Even though it made Sight & Sound’s 20 Best Films Of 2014, Pedro Costa‘s "Horse Money" didn’t have quite the same cachet as films like "Boyhood," "The Grand Budapest Hotel," "Under The Skin," or "Birdman." But then again, his film stands alone. And after making the rounds on the festival circuit last year, the picture is finally landing in U.S. cinemas.

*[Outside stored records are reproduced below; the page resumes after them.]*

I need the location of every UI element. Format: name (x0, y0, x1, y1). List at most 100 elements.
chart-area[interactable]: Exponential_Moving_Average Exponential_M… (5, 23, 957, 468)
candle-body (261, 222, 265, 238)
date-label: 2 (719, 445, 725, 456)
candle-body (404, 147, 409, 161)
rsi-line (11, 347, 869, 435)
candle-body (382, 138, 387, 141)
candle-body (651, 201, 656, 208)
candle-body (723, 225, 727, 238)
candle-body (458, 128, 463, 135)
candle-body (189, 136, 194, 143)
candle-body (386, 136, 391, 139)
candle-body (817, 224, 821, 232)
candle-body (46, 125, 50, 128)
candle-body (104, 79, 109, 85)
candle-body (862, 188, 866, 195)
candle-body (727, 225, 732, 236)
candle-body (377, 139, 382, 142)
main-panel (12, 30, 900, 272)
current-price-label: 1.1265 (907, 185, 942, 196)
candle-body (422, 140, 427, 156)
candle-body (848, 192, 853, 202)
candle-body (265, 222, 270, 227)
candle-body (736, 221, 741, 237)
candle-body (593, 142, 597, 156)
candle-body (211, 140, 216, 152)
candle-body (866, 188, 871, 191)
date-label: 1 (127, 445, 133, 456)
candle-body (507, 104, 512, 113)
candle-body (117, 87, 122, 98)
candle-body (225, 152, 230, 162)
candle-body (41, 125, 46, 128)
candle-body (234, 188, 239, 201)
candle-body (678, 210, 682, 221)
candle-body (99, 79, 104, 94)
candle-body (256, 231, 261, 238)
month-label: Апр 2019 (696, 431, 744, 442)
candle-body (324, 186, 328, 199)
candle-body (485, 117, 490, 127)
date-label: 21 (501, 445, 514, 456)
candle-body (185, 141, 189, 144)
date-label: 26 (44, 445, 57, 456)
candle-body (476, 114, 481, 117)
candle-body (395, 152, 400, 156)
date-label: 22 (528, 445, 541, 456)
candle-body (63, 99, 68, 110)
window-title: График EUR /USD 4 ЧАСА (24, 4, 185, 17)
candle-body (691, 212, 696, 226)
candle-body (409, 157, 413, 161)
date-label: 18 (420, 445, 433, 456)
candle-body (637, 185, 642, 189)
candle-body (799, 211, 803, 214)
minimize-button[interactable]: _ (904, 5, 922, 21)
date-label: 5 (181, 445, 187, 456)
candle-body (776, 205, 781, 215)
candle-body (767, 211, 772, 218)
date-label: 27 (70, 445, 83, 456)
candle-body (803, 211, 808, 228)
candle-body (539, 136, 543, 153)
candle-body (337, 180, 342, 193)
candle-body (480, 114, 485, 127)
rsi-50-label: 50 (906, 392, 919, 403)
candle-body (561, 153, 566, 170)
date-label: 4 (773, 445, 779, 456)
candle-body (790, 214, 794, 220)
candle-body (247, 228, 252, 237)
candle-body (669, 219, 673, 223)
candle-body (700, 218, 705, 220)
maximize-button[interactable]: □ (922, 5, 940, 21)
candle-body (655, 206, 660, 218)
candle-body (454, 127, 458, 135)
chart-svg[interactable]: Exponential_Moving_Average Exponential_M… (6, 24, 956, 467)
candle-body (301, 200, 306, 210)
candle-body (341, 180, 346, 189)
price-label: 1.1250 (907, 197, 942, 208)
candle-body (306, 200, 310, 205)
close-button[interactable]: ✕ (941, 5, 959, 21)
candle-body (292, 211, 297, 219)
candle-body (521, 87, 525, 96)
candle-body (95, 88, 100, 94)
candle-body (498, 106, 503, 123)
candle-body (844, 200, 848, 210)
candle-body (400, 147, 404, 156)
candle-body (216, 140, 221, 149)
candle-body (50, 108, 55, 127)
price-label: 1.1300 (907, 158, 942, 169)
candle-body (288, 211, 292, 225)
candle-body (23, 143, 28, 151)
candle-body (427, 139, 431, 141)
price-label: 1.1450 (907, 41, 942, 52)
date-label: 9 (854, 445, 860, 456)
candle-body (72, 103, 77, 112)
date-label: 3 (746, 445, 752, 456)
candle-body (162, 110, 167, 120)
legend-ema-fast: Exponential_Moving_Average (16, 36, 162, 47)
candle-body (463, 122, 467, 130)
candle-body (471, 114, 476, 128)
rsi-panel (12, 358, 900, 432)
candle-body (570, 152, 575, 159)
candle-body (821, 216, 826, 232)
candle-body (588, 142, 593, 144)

The mediative film follows a Cape Verdean immigrant, but it’s not a movie that’s narrative based in any traditional way, and instead takes viewers on a unique journey. Here’s the official synopsis: A visionary masterwork from the renowned director of COLOSSAL YOUTH, Pedro Costa’s HORSE MONEY is a mesmerizing odyssey into the real, imagined and nightmarish memories of the elderly Ventura, a Cape Verdean immigrant living in Lisbon. The time is now, a numbing and timeless present of hospital stays, bureaucratic questioning, and wandering through remembered spaces… and suddenly it is also then, the mid ’70s and the time of Portugal’s Carnation Revolution, when Ventura got into a knife fight with his friend Joaquim. HORSE MONEY is a self-reckoning, a moving memorialization of lives in danger of being forgotten, as well as a piercingly beautiful work of modern cinema.
The movie blew away Nikola Grozdanovic at New York Film Festival last year writing in his review that he found it "tremendously evocative and inherently enchanting." "Horse Money" opens in New York City on July 24th.